Agreed, teams should invest resources in architecting their systems in a way that can withstand broken dependencies. How does AWS teams account for "core" dependencies (e.g. auth) that may not have alternatives?


This is the irony of building a "reliable" system across multiple AZ's.


> * Depending on the service one customer's experience is not the broad experience. Someone might be having a really bad day but 99.9% of the region is operating successfully, so there is no reason to update the overall status dashboard.

https://rachelbythebay.com/w/2019/07/15/giant/


Oh, yes. Let me go look at the PERSONAL health dashboard and... oh, I need to sign into the console to view it... hmm


> you own your dependencies. You don't blame others.

I love that. Build your service to be robust. Never assume that dependencies are 100% reliable. Gracefully handle failures. Don't just go hard down, or worse, sure horribly in a way that you can't recover from automatically when you're dependencies come back.
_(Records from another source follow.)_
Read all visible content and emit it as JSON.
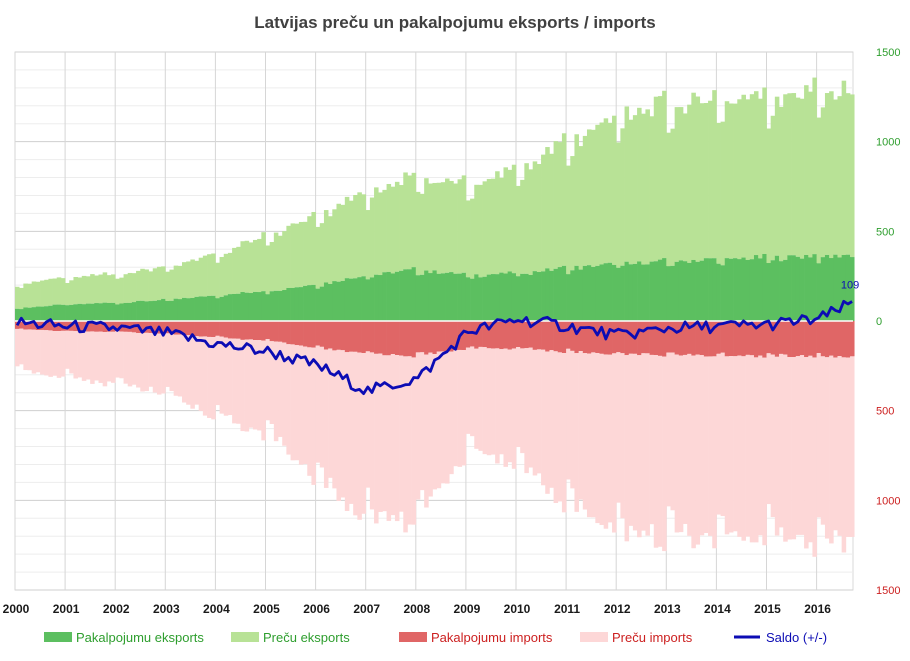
{
  "chart_data": {
    "type": "area",
    "title": "Latvijas preču un pakalpojumu  eksports / imports",
    "x_categories": [
      "2000",
      "2001",
      "2002",
      "2003",
      "2004",
      "2005",
      "2006",
      "2007",
      "2008",
      "2009",
      "2010",
      "2011",
      "2012",
      "2013",
      "2014",
      "2015",
      "2016"
    ],
    "y_ticks_positive": [
      "1500",
      "1000",
      "500",
      "0"
    ],
    "y_ticks_negative": [
      "500",
      "1000",
      "1500"
    ],
    "ylim": [
      -1500,
      1500
    ],
    "last_value_label": "109",
    "legend": [
      {
        "key": "services_export",
        "label": "Pakalpojumu eksports",
        "color": "#5cbf60"
      },
      {
        "key": "goods_export",
        "label": "Preču eksports",
        "color": "#b8e296"
      },
      {
        "key": "services_import",
        "label": "Pakalpojumu imports",
        "color": "#e06666"
      },
      {
        "key": "goods_import",
        "label": "Preču imports",
        "color": "#fdd7d7"
      },
      {
        "key": "saldo",
        "label": "Saldo (+/-)",
        "color": "#0c0cb4"
      }
    ],
    "colors": {
      "pos_axis": "#2e9e2e",
      "neg_axis": "#cc2020",
      "saldo_label": "#0c0cb4",
      "grid": "#d9d9d9"
    },
    "yearly_series": {
      "years": [
        2000,
        2001,
        2002,
        2003,
        2004,
        2005,
        2006,
        2007,
        2008,
        2009,
        2010,
        2011,
        2012,
        2013,
        2014,
        2015,
        2016,
        2016.75
      ],
      "services_export": [
        70,
        90,
        100,
        115,
        140,
        165,
        200,
        250,
        280,
        250,
        260,
        290,
        310,
        325,
        335,
        345,
        355,
        360
      ],
      "goods_export": [
        130,
        145,
        155,
        175,
        220,
        300,
        370,
        450,
        500,
        480,
        560,
        680,
        790,
        840,
        860,
        870,
        880,
        900
      ],
      "services_import": [
        -45,
        -55,
        -60,
        -70,
        -90,
        -110,
        -150,
        -180,
        -190,
        -150,
        -150,
        -170,
        -180,
        -185,
        -190,
        -190,
        -195,
        -200
      ],
      "goods_import": [
        -220,
        -250,
        -280,
        -320,
        -430,
        -500,
        -700,
        -890,
        -880,
        -540,
        -620,
        -820,
        -950,
        -970,
        -980,
        -980,
        -990,
        -1000
      ],
      "saldo": [
        -10,
        -30,
        -40,
        -70,
        -130,
        -170,
        -250,
        -390,
        -320,
        -60,
        10,
        -30,
        -80,
        -40,
        -30,
        -20,
        10,
        109
      ]
    }
  }
}
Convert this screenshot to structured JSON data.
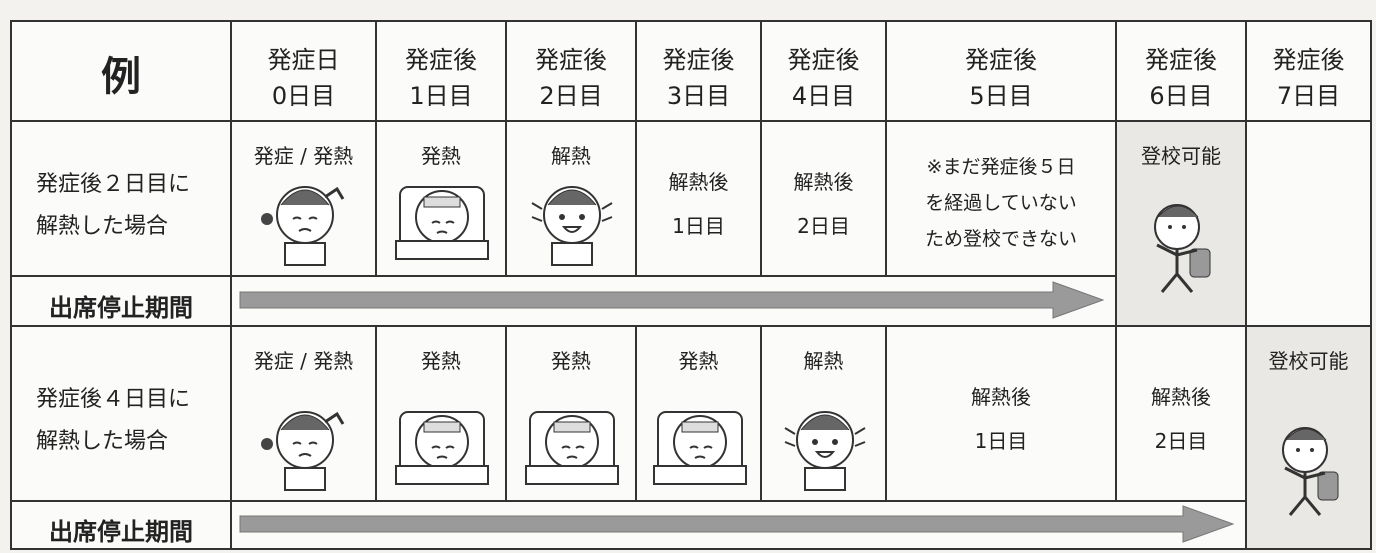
{
  "table": {
    "corner": "例",
    "columns": [
      [
        "発症日",
        "0日目"
      ],
      [
        "発症後",
        "1日目"
      ],
      [
        "発症後",
        "2日目"
      ],
      [
        "発症後",
        "3日目"
      ],
      [
        "発症後",
        "4日目"
      ],
      [
        "発症後",
        "5日目"
      ],
      [
        "発症後",
        "6日目"
      ],
      [
        "発症後",
        "7日目"
      ]
    ],
    "rows": [
      {
        "label": [
          "発症後２日目に",
          "解熱した場合"
        ],
        "cells": [
          [
            "発症 / 発熱"
          ],
          [
            "発熱"
          ],
          [
            "解熱"
          ],
          [
            "解熱後",
            "1日目"
          ],
          [
            "解熱後",
            "2日目"
          ],
          [
            "※まだ発症後５日",
            "を経過していない",
            "ため登校できない"
          ],
          [
            "登校可能"
          ]
        ],
        "period_label": "出席停止期間"
      },
      {
        "label": [
          "発症後４日目に",
          "解熱した場合"
        ],
        "cells": [
          [
            "発症 / 発熱"
          ],
          [
            "発熱"
          ],
          [
            "発熱"
          ],
          [
            "発熱"
          ],
          [
            "解熱"
          ],
          [
            "解熱後",
            "1日目"
          ],
          [
            "解熱後",
            "2日目"
          ],
          [
            "登校可能"
          ]
        ],
        "period_label": "出席停止期間"
      }
    ]
  }
}
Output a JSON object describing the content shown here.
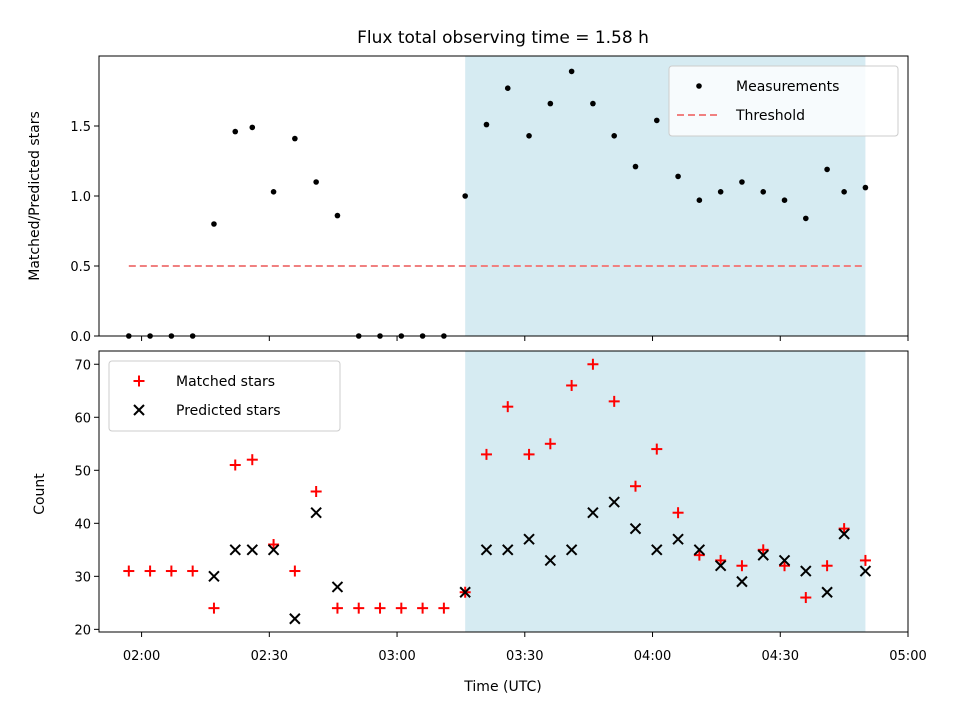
{
  "chart_data": {
    "title": "Flux total observing time = 1.58 h",
    "xlabel": "Time (UTC)",
    "x_ticks": [
      "02:00",
      "02:30",
      "03:00",
      "03:30",
      "04:00",
      "04:30",
      "05:00"
    ],
    "x_range": [
      "01:50",
      "05:00"
    ],
    "highlight_span": {
      "start": "03:16",
      "end": "04:50",
      "color": "#add8e6"
    },
    "x": [
      "01:57",
      "02:02",
      "02:07",
      "02:12",
      "02:17",
      "02:22",
      "02:26",
      "02:31",
      "02:36",
      "02:41",
      "02:46",
      "02:51",
      "02:56",
      "03:01",
      "03:06",
      "03:11",
      "03:16",
      "03:21",
      "03:26",
      "03:31",
      "03:36",
      "03:41",
      "03:46",
      "03:51",
      "03:56",
      "04:01",
      "04:06",
      "04:11",
      "04:16",
      "04:21",
      "04:26",
      "04:31",
      "04:36",
      "04:41",
      "04:45",
      "04:50"
    ],
    "panels": [
      {
        "type": "scatter",
        "ylabel": "Matched/Predicted stars",
        "ylim": [
          0,
          2.0
        ],
        "y_ticks": [
          "0.0",
          "0.5",
          "1.0",
          "1.5"
        ],
        "legend_position": "upper right",
        "series": [
          {
            "name": "Measurements",
            "marker": "dot",
            "color": "#000000",
            "values": [
              0,
              0,
              0,
              0,
              0.8,
              1.46,
              1.49,
              1.03,
              1.41,
              1.1,
              0.86,
              0,
              0,
              0,
              0,
              0,
              1.0,
              1.51,
              1.77,
              1.43,
              1.66,
              1.89,
              1.66,
              1.43,
              1.21,
              1.54,
              1.14,
              0.97,
              1.03,
              1.1,
              1.03,
              0.97,
              0.84,
              1.19,
              1.03,
              1.06
            ]
          }
        ],
        "threshold": {
          "name": "Threshold",
          "value": 0.5,
          "style": "dashed",
          "color": "#f08080",
          "x_start": "01:57",
          "x_end": "04:50"
        }
      },
      {
        "type": "scatter",
        "ylabel": "Count",
        "ylim": [
          19.5,
          72.5
        ],
        "y_ticks": [
          "20",
          "30",
          "40",
          "50",
          "60",
          "70"
        ],
        "legend_position": "upper left",
        "series": [
          {
            "name": "Matched stars",
            "marker": "plus",
            "color": "#ff0000",
            "values": [
              31,
              31,
              31,
              31,
              24,
              51,
              52,
              36,
              31,
              46,
              24,
              24,
              24,
              24,
              24,
              24,
              27,
              53,
              62,
              53,
              55,
              66,
              70,
              63,
              47,
              54,
              42,
              34,
              33,
              32,
              35,
              32,
              26,
              32,
              39,
              33
            ]
          },
          {
            "name": "Predicted stars",
            "marker": "x",
            "color": "#000000",
            "values": [
              null,
              null,
              null,
              null,
              30,
              35,
              35,
              35,
              22,
              42,
              28,
              null,
              null,
              null,
              null,
              null,
              27,
              35,
              35,
              37,
              33,
              35,
              42,
              44,
              39,
              35,
              37,
              35,
              32,
              29,
              34,
              33,
              31,
              27,
              38,
              31
            ]
          }
        ]
      }
    ]
  }
}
I've seen a single database outage cause cascading failures across a whole site even though most services had no direct connection to the database. And recovery had to be done in order of dependency, or else you're playing whack-a-mole for an hour)

> VP approval is needed to make updates on the status board.

Isn't that normal? Updating the status has a cost (reparations to customers if you breach SLA). You don't want some on-call engineer stressing over the status page while trying to recover stuff.


Come on, we all know managers don’t want to claim an outage till the last minute.


"Yes, VP approval is needed to make any updates on the status dashboard."

If services are clearly down, why is this needed ? I can understand the oversights required for a company like Amazon but this sounds strange to me. If services are clearly down, I want that damn status update right away as a customer.


Because "services down" also means SLA credits.


Hiding behind a throw away account does not help your point.


The person is unlikely to have been authorized as a spokesman for AWS. In many workplaces, doing that is grounds for disciplinary action. Hence, throwaway.


Well, when you talk about blameless post mortems and how they are valued at the company... A throw-away does make me doubt that the culture supports being blameless :)


Well, I understand that, but if you look at his account history it is only pro-Amazon comments. It feels like propaganda more than information, and all I am saying is that the throwaway does not add credibility or a feeling that his opinion are genuine.


[flagged]


This post broke the site guidelines badly. If you'd please review https://news.ycombinator.com/newsguidelines.html and stick to the rules in the future, we'd be grateful.

Edit: also, could you please stop posting unsubstantive comments generally? You've unfortunately been doing that repeatedly, and we're trying for something else here.